Nichtsdestotrotz ist und war Ihr Verhalten meiner Person gegenüber respektlos. Am Beginn – noch vor der Veranstaltung – als wir nicht einmal 100 Leute waren, war ich für Ihre Kamera gut genug und das richtige Futter, denn wer weiß, wenn’s bei den 100 Leuten geblieben wäre … Und als Sie mich noch von sich aus nach einem „Zitat“ fragen wollten und wir „auseinandergerissen“ wurden, sagten Sie mir, Sie würden mich noch später darauf ansprechen.

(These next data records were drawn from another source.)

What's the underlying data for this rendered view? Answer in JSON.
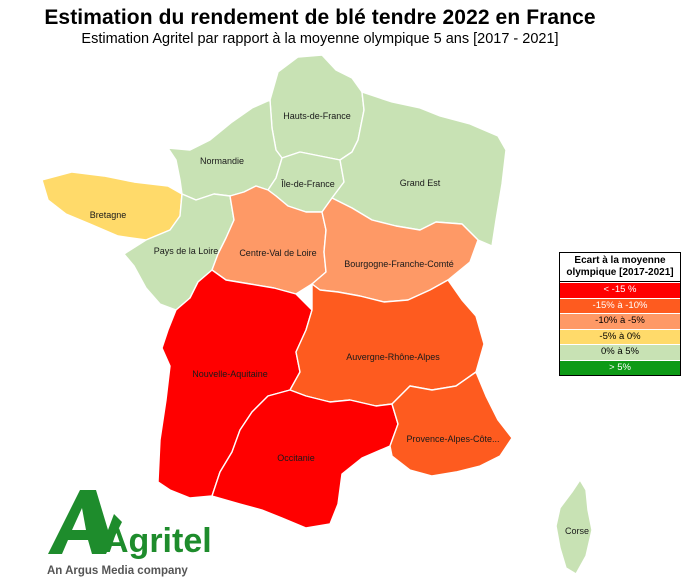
{
  "header": {
    "title": "Estimation du rendement de blé tendre 2022 en France",
    "subtitle": "Estimation Agritel par rapport à la moyenne olympique 5 ans [2017 - 2021]"
  },
  "colors": {
    "lt_-15": "#ff0000",
    "-15_-10": "#fe5b1f",
    "-10_-5": "#fe9966",
    "-5_0": "#ffda6a",
    "0_5": "#c8e2b4",
    "gt_5": "#0d9a16"
  },
  "regions": [
    {
      "id": "hauts-de-france",
      "label": "Hauts-de-France",
      "class": "0_5"
    },
    {
      "id": "normandie",
      "label": "Normandie",
      "class": "0_5"
    },
    {
      "id": "ile-de-france",
      "label": "Île-de-France",
      "class": "0_5"
    },
    {
      "id": "grand-est",
      "label": "Grand Est",
      "class": "0_5"
    },
    {
      "id": "bretagne",
      "label": "Bretagne",
      "class": "-5_0"
    },
    {
      "id": "pays-de-la-loire",
      "label": "Pays de la Loire",
      "class": "0_5"
    },
    {
      "id": "centre-val-de-loire",
      "label": "Centre-Val de Loire",
      "class": "-10_-5"
    },
    {
      "id": "bourgogne-franche-comte",
      "label": "Bourgogne-Franche-Comté",
      "class": "-10_-5"
    },
    {
      "id": "nouvelle-aquitaine",
      "label": "Nouvelle-Aquitaine",
      "class": "lt_-15"
    },
    {
      "id": "auvergne-rhone-alpes",
      "label": "Auvergne-Rhône-Alpes",
      "class": "-15_-10"
    },
    {
      "id": "occitanie",
      "label": "Occitanie",
      "class": "lt_-15"
    },
    {
      "id": "provence-alpes-cote",
      "label": "Provence-Alpes-Côte...",
      "class": "-15_-10"
    },
    {
      "id": "corse",
      "label": "Corse",
      "class": "0_5"
    }
  ],
  "legend": {
    "title": "Ecart à la moyenne olympique [2017-2021]",
    "items": [
      {
        "key": "lt_-15",
        "label": "< -15 %",
        "text_color": "#ffffff"
      },
      {
        "key": "-15_-10",
        "label": "-15% à -10%",
        "text_color": "#ffffff"
      },
      {
        "key": "-10_-5",
        "label": "-10% à -5%",
        "text_color": "#000000"
      },
      {
        "key": "-5_0",
        "label": "-5% à 0%",
        "text_color": "#000000"
      },
      {
        "key": "0_5",
        "label": "0% à 5%",
        "text_color": "#000000"
      },
      {
        "key": "gt_5",
        "label": "> 5%",
        "text_color": "#ffffff"
      }
    ]
  },
  "logo": {
    "brand_color": "#1e8c2c",
    "wordmark": "Agritel",
    "tagline": "An Argus Media company"
  }
}
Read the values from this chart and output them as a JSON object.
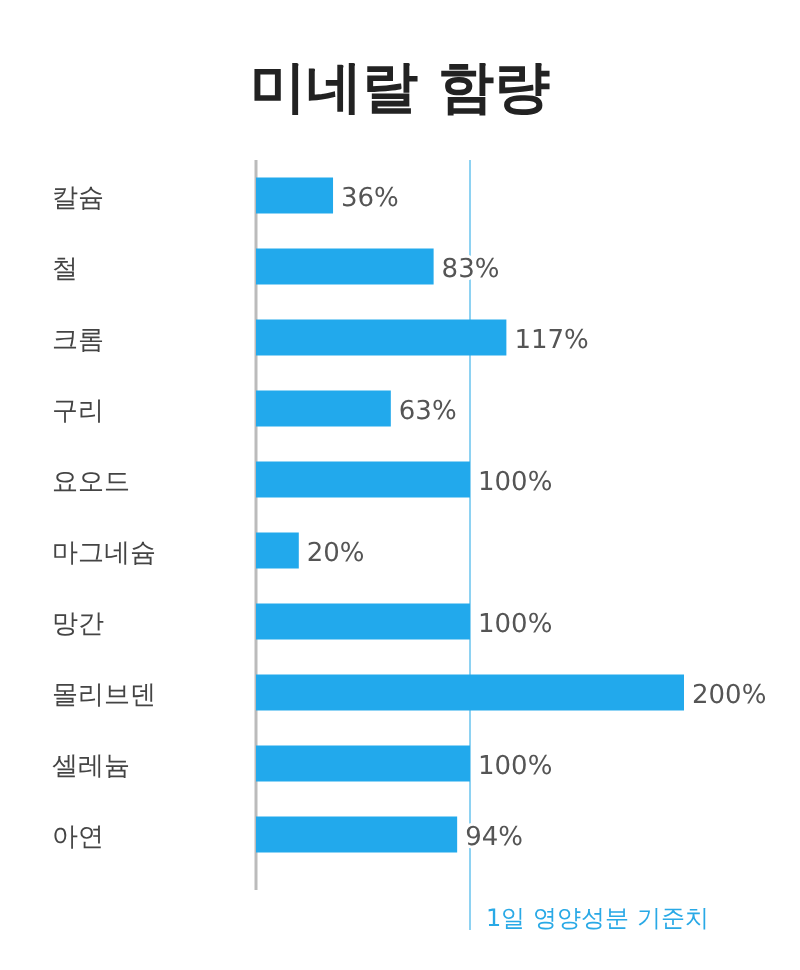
{
  "chart_data": {
    "type": "bar",
    "orientation": "horizontal",
    "title": "미네랄 함량",
    "categories": [
      "칼슘",
      "철",
      "크롬",
      "구리",
      "요오드",
      "마그네슘",
      "망간",
      "몰리브덴",
      "셀레늄",
      "아연"
    ],
    "values": [
      36,
      83,
      117,
      63,
      100,
      20,
      100,
      200,
      100,
      94
    ],
    "value_labels": [
      "36%",
      "83%",
      "117%",
      "63%",
      "100%",
      "20%",
      "100%",
      "200%",
      "100%",
      "94%"
    ],
    "color": "#22a9ec",
    "ref_lines": [
      {
        "axis": "x",
        "value": 100,
        "label": "1일 영양성분 기준치",
        "color": "#8ed2f2"
      }
    ]
  }
}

Am Ende der Veranstaltung *) jedoch, nachdem aus den knapp 100 Leuten 2.500 geworden waren, sagten Sie – von mir auf das „Zitat“ angesprochen (ich zitiere): „Ich hab’s mir anders überlegt,“ und „vertrösteten“ mich damit, dass ich ja im live-stream zu sehen war. Als wenn es darum ginge!!!
Ihr Verhalten passt genau zu dem Bild, das ich seit nun 20 Jahren Tag für Tag, Morgen für Morgen von der Schwäbischen Zeitung präsentiert bekomme bzw. bis zum 28. Februar 2018 print lesen musste: „BILD light“, wie ich es schon vor 15 Jahren in einem Leserbrief beschrieb. Oberflächlich, sensationslüstern, populistisch, abhängig, parteilich und sehr, sehr selbstsicher, weil monopolistisch am Ort. Es ist bekannt, das dies von Oben so gewollt ist und Sie letztlich nicht anders können.
Da die Rechten im Laufe des Tages ihre „Mahnwache“ abgesagt hatten, bin auch ich zur Demo gegangen. Ansonsten allerdings wäre ich zu Hause geblieben, was ich schon begründet hatte! Allerdings war es für mich schwer erträglich, als Lilo Rademacher und mein theologischer Kollege, Herr Langenbacher, ihre Reden hielten.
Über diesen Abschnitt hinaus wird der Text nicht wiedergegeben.